结合网络药理学、分子对接、分子动力学和实验验证来探究其机制。采用网络药理学方法,通过中药系统药理学数据库与分析平台(TCMSP)、疾病基因数据库(DisGeNET)和基因卡片数据库(Genecards)筛选大黄素的相应靶点及相关信号通路,利用Cytoscape 3.7.2等软件通过分子对接和分子动力学研究大黄素与核心靶点。通过基因本体(GO)富集分析确定关键靶点的生物学过程、细胞成分和分子功能。京都基因与基因组百科全书(KEGG)富集分析确定与关键靶点相关的信号通路。利用基因表达谱交互分析(GEPIA)和Kaplan-Meier数据库确定正常人和前列腺癌患者核心基因表达与患者预后的关系。采用MTT法进行细胞增殖抑制实验。分别通过逆转录聚合酶链反应(RT-PCR)和蛋白质免疫印迹法(WB)评估前列腺癌PC-3细胞中半胱天冬酶3(CASP3)、肿瘤坏死因子(TNF)、白细胞介素1β(IL1B)、肿瘤蛋白p53(TP53)、过氧化物酶体增殖物激活受体γ(PPARG)和原癌基因c-Myc(MYC)的mRNA和蛋白水平。
有31个与大黄素治疗前列腺癌密切相关的共同靶点。蛋白质-蛋白质相互作用(PPI)网络分析表明,MYC、PPARG、TP53、TNF、CASP3、IL1B是核心靶点。GO和KEGG富集分析表明,癌症通路和白细胞介素-17信号通路是关键通路。分子对接和分子动力学结果表明,大黄素与前列腺癌及6种核心蛋白具有良好的结合,与TP53蛋白的结合力最强且最稳定。正常人CASP3蛋白表达强于前列腺癌患者,TP53蛋白表达与前列腺癌患者生存率密切相关。

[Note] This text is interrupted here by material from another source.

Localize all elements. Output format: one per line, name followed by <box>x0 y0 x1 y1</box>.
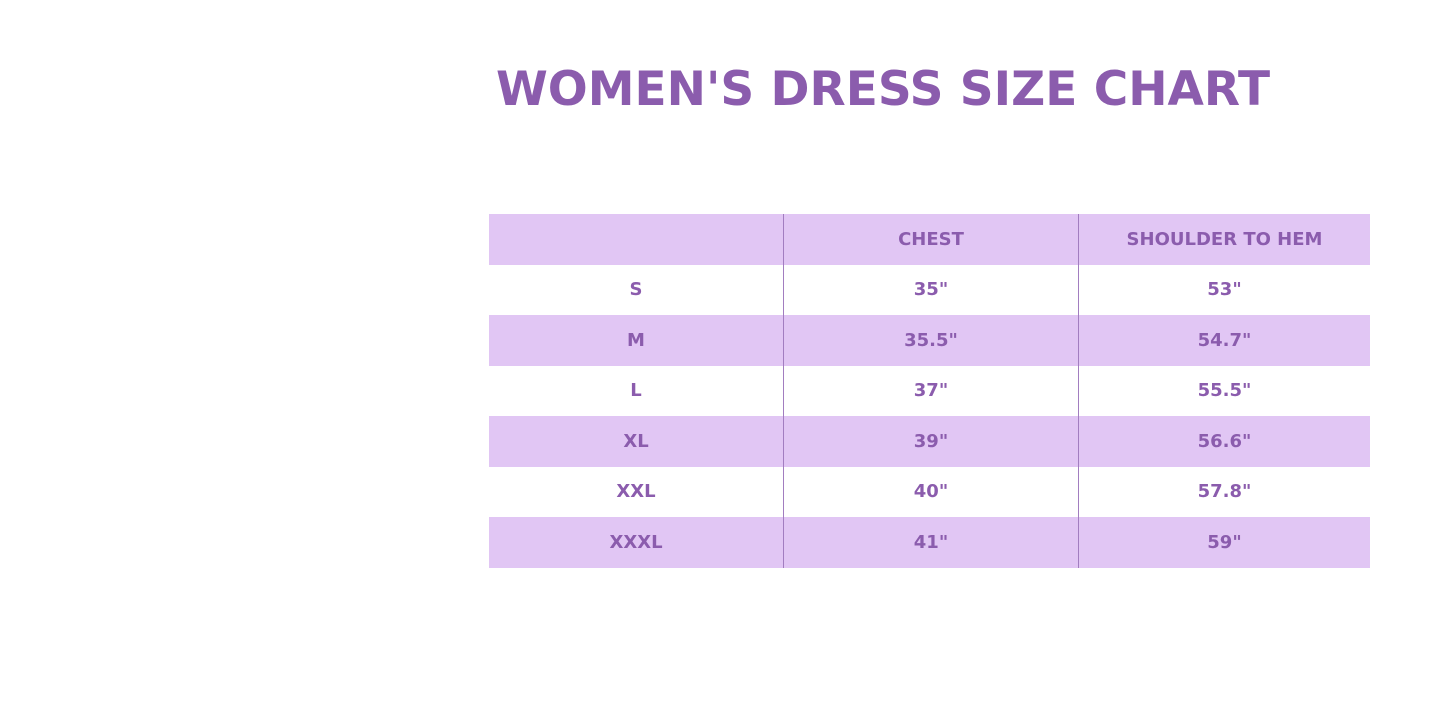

实验验证结果显示,在0.1至1.6 μmol/L浓度范围内,大黄素显著增加CASP3、PPARG的mRNA表达,降低TNF、TP53、MYC的蛋白表达。在10至160 μmol/L浓度范围内,大黄素显著增加CASP3、PPARG的蛋白表达,降低TNF、TP53、MYC、IL1B的蛋白表达。
在核心基因中,大黄素与TP53具有最佳结合和稳定构象。大黄素在0.4至1.6 μmol/L浓度下对PC-3细胞具有显著抑制作用。表明大黄素通过上调CASP3、PPARG基因/蛋白表达,下调IL1B、TP53、TNF、MYC基因/蛋白表达,调节癌症和白细胞介素-17信号通路,从而具有抗前列腺癌特性。